Conditions where a presumptive diagnosis can be made on the basis of clinical signs or simple investigations
 Unexplained chronic diarrhoea for longer than one month
 Unexplained persistent fever (intermittent or constant for longer than one month)
 Severe weight loss (>10% of presumed or measured body weight)
 Oral candidiasis
 Oral hairy leukoplakia
 Pulmonary tuberculosis (TB) diagnosed in last two years
 Severe presumed bacterial infections (e.g. pneumonia, empyema, meningitis, bacteraemia, pyomyositis, bone or joint infection)
 Acute necrotizing ulcerative stomatitis, gingivitis or periodontitis

Conditions where confirmatory diagnostic testing is necessary
 Unexplained anaemia (< 80 g/L), and or neutropenia (<500/μl) and or thrombocytopenia (<50 000/ μl) for more than one month

Clinical stage 4

Conditions where a presumptive diagnosis can be made on the basis of clinical signs or simple investigations
 HIV wasting syndrome
 Pneumocystis pneumonia
 Recurrent severe or radiological bacterial pneumonia
 Chronic herpes simplex infection (orolabial, genital or anorectal of more than one month's duration)
 Esophageal candidiasis
 Extrapulmonary tuberculosis
 Kaposi's sarcoma
 Central nervous system toxoplasmosis
 HIV encephalopathy

Conditions where confirmatory diagnostic testing is necessary
 Extrapulmonary cryptococcosis including meningitis
 Disseminated non-tuberculous mycobacteria infection
 Progressive multifocal leukoencephalopathy
 Candida of trachea, bronchi or lungs
 Cryptosporidiosis
 Isosporiasis
 Visceral herpes simplex infection
 Cytomegalovirus (CMV) infection (retinitis or of an organ other than liver, spleen or lymph nodes)
 Any disseminated mycosis (e.g. histoplasmosis, coccidiomycosis, penicilliosis)
 Recurrent non-typhoidal salmonella septicaemia
 Lymphoma (cerebral or B cell non-Hodgkin)
 Invasive cervical carcinoma
 Visceral leishmaniasis

Original proposal in 1990

Clinical Stage I
 Asymptomatic
 Generalised lymphadenopathy
 In some cases symptoms similar to those of cold flue would be manifested.
Performance scale: 1: asymptomatic, normal activity.

Clinical Stage II
 Weight loss, < 10% of body weight
 Minor mucocutaneous manifestations (seborrheic dermatitis, prurigo, fungal nail infections, recurrent oral ulcerations, angular cheilitis)
 Herpes zoster within the last five years
 Recurrent upper respiratory tract infections (i.e. bacterial sinusitis)

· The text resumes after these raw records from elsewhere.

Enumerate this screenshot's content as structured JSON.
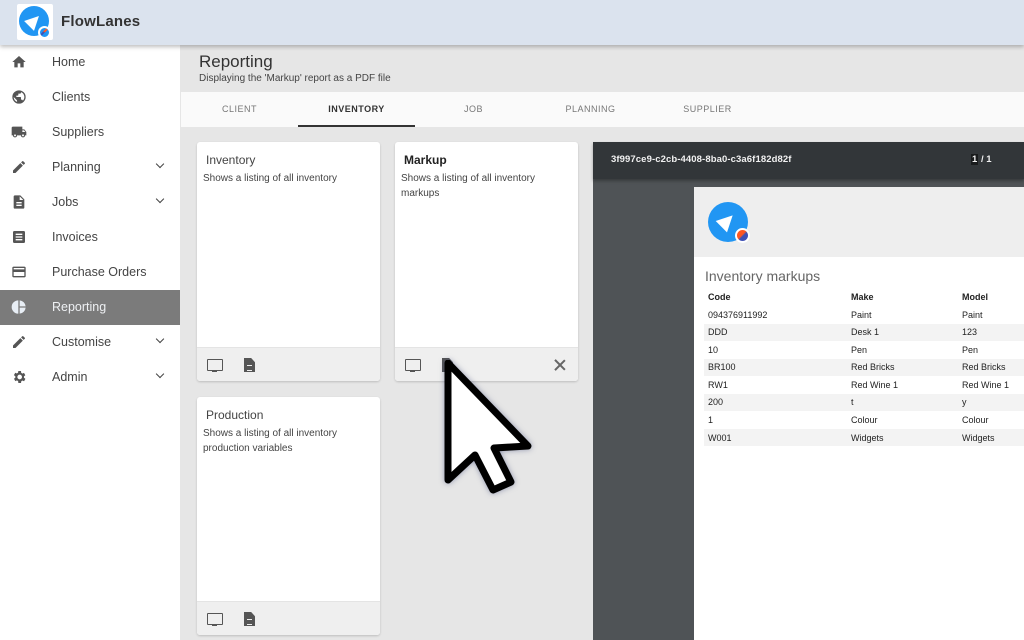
{
  "app": {
    "title": "FlowLanes",
    "logo_icon": "navigation-arrow-icon"
  },
  "sidebar": {
    "items": [
      {
        "label": "Home",
        "icon": "home-icon",
        "expandable": false,
        "active": false
      },
      {
        "label": "Clients",
        "icon": "globe-icon",
        "expandable": false,
        "active": false
      },
      {
        "label": "Suppliers",
        "icon": "truck-icon",
        "expandable": false,
        "active": false
      },
      {
        "label": "Planning",
        "icon": "pencil-icon",
        "expandable": true,
        "active": false
      },
      {
        "label": "Jobs",
        "icon": "document-icon",
        "expandable": true,
        "active": false
      },
      {
        "label": "Invoices",
        "icon": "list-icon",
        "expandable": false,
        "active": false
      },
      {
        "label": "Purchase Orders",
        "icon": "credit-card-icon",
        "expandable": false,
        "active": false
      },
      {
        "label": "Reporting",
        "icon": "pie-chart-icon",
        "expandable": false,
        "active": true
      },
      {
        "label": "Customise",
        "icon": "pencil-icon",
        "expandable": true,
        "active": false
      },
      {
        "label": "Admin",
        "icon": "gear-icon",
        "expandable": true,
        "active": false
      }
    ]
  },
  "header": {
    "title": "Reporting",
    "subtitle": "Displaying the 'Markup' report as a PDF file"
  },
  "tabs": [
    {
      "label": "CLIENT",
      "active": false
    },
    {
      "label": "INVENTORY",
      "active": true
    },
    {
      "label": "JOB",
      "active": false
    },
    {
      "label": "PLANNING",
      "active": false
    },
    {
      "label": "SUPPLIER",
      "active": false
    }
  ],
  "reports": [
    {
      "title": "Inventory",
      "description": "Shows a listing of all inventory",
      "selected": false
    },
    {
      "title": "Markup",
      "description": "Shows a listing of all inventory markups",
      "selected": true
    },
    {
      "title": "Production",
      "description": "Shows a listing of all inventory production variables",
      "selected": false
    }
  ],
  "pdf_viewer": {
    "filename": "3f997ce9-c2cb-4408-8ba0-c3a6f182d82f",
    "current_page": "1",
    "page_separator": "/ 1",
    "document": {
      "title": "Inventory markups",
      "columns": [
        "Code",
        "Make",
        "Model"
      ],
      "rows": [
        [
          "094376911992",
          "Paint",
          "Paint"
        ],
        [
          "DDD",
          "Desk 1",
          "123"
        ],
        [
          "10",
          "Pen",
          "Pen"
        ],
        [
          "BR100",
          "Red Bricks",
          "Red Bricks"
        ],
        [
          "RW1",
          "Red Wine 1",
          "Red Wine 1"
        ],
        [
          "200",
          "t",
          "y"
        ],
        [
          "1",
          "Colour",
          "Colour"
        ],
        [
          "W001",
          "Widgets",
          "Widgets"
        ]
      ]
    }
  },
  "colors": {
    "brand": "#2196f3",
    "topbar": "#dbe3ee",
    "active_nav": "#7b7b7b",
    "pdf_toolbar": "#323639"
  }
}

And/or performance scale 2: symptomatic, normal activity.

Clinical Stage III
 Weight loss, > 10% of body weight
 Unexplained chronic diarrhoea > 1 month
 Unexplained prolonged fever (intermittent or constant), > 1 month
 Oral [candidiasis] ([thrush])
 Oral hairy leucoplakia
 Pulmonary tuberculosis
 Severe bacterial infections (i.e. pneumonia, pyomyositis)

And/or performance scale 3: bedridden < 50% of the day during last month.

Clinical Stage IV
The declaration of AIDS
 HIV wasting syndrome *
 Pneumocystis carinii pneumonia
 Toxoplasmosis of the brain
 Cryptosporidiosis with diarrhoea > 1 month
 Cryptococcosis, extrapulmonary
 Cytomegalovirus disease of an organ other than liver, spleen or lymph node (ex: retinitis)
 Herpes simplex virus infection, mucocutaneous (>1 month) or visceral
 Progressive multifocal leucoencephalopathy
 Any disseminated endemic mycosis
 Candidiasis of esophagus, trachea, bronchi
 Atypical mycobacteriosis, disseminated or lungs
 Non-typhoid Salmonella septicemia
 Extrapulmonary tuberculosis
 Lymphoma
 Kaposi's sarcoma
 HIV encephalopathy **

And/or performance scale 4: bedridden > 50% of the day during last month.

(*) HIV wasting syndrome: weight loss of > 10% of body weight, plus either unexplained chronic diarrhoea (> 1 month) or chronic weakness and unexplained prolonged fever (> 1 month).

(**) HIV encephalopathy: clinical findings of disabling cognitive and/or motor dysfunction interfering with activities of daily living, progressing over weeks to months, in the absence of a concurrent illness or condition other than HIV infection which could explain the findings.